Wabba continued: “Members of organised labour would want to formally inform all employers of labour and Nigerians that beginning from midnight, Wednesday, September 26, 2018, workers from all sectors of the economy and our civil society allies will begin a nationwide warning strike over the refusal of the Federal Government to reconvene the meeting of the Tripartite National Minimum Wage Committee.
“Although the issues have been very much in the public domain, for the purpose of this strike, we find it necessary to offer this further explanation.
“The National Minimum Wage Committee was inaugurated in November 2017 but commenced work in March 2018 with timelines to deliver on its mandate of arriving at a new national minimum wage in August/ September 2018.
“The Minister of Labour and Employment, Dr. Chris Ngige himself in February this year during the 40th anniversary celebration of the NLC, assured workers that they would have a new minimum wage in September.
“In order to meet this deadline, the committee, in spite of challenges, worked assiduously and meticulously. In the course of the work of the committee, members had ample time to consult and to take memoranda from across the country and across the sectors.
“The committee was satisfied that it received memoranda and inputs from 21 state governments, specialised agencies of the Federal Government, the Organised Private Sector, Organised Labour and the general public.
“This was reason why the organised labour was outraged and shell-shocked by the decision of government to adjourn the meeting of the committee indefinitely to enable consultations by the Federal Government team. The decision was against the principle of collective bargaining.
“Organised Labour considered the conduct of the government as an act of bad faith and an insult to its members, who out of uncommon sacrifice and patriotism had hearkened to government’s appeal to delay negotiation for a new national minimum wage by two years”.
He added: “The justification for a new national minimum wage cannot be over argued and it is not about salary-earning Nigerians only.
“May we remind all Nigerians that before this government increased the pump price of petroleum products by over 80% and devalued the Naira by over a 100%, commodity prices were considerably cheaper, tariffs were more friendly, rents and transportation charges were bearable, while wages of workers have remained static.
“Today, these things have all changed!

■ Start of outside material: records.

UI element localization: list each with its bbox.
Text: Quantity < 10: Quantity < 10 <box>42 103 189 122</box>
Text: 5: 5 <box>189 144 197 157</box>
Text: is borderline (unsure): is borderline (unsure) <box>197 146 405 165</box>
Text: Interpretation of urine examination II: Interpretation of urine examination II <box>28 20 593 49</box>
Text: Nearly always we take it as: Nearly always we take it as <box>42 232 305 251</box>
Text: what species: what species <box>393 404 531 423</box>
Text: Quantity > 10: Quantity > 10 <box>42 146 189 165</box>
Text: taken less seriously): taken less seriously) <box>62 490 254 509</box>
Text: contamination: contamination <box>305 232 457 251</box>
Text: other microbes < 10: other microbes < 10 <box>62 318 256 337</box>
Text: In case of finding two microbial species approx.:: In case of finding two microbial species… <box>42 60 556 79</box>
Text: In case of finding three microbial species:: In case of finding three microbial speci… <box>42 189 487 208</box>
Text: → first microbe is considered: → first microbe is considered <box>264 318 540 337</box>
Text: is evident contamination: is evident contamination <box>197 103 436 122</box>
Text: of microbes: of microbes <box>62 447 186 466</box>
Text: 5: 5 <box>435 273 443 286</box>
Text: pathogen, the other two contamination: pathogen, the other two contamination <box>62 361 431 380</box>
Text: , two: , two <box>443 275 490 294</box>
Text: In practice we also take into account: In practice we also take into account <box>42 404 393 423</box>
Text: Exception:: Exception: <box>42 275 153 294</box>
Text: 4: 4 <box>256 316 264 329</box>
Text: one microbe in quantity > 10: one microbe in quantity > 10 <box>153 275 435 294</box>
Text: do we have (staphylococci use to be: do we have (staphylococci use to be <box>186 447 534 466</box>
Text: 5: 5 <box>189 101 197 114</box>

The economic decisions of this Government led to fundamental consequential effects on workers and citizenry including unbearable electricity tariffs, punitive exchange rate, and hyper-inflation, all of which led to a rising cost of living for workers and other Nigerians, and bad business for business people.
“Government in appreciation of these hardships, set up the Palliatives Committee to fashion out mitigating strategy, policies, and programmes to cushion the vagaries of its policies, but to date, we are not aware that any of the recommendations of the Committee has been implemented.
“Once again, we call on all workers in the public, private and in the informal sector to please stay at home till further notice”.
*Negotiation resumes Oct 4, says Ngige
Meanwhile, the Federal Government has said that the Tripartite Committee on the New National Minimum Wage will reconvene on October 4, to conclude the negotiation process.
The Minister of Labour and Employment, Senator Chris Ngige, told newsmen after a closed-door meeting with the leadership of organised labour on Wednesday in Abuja.
Ngige said that the incumbent administration is labour- friendly and “this, we have shown in many ways and we will continue to show it.
“One of the ways that we going to show it is by implementing the new national minimum wage and this we need to fix a base for the lowest paid worker in Nigeria.
“We are resuming next week, precisely on Thursday, October 4 and the meeting may spill over to October 5, as we normally use two days for the meeting”.
Ngige added that the 14-day ultimatum issued to the government did not get to him, “otherwise we would have addressed it scientifically the way it should be done”.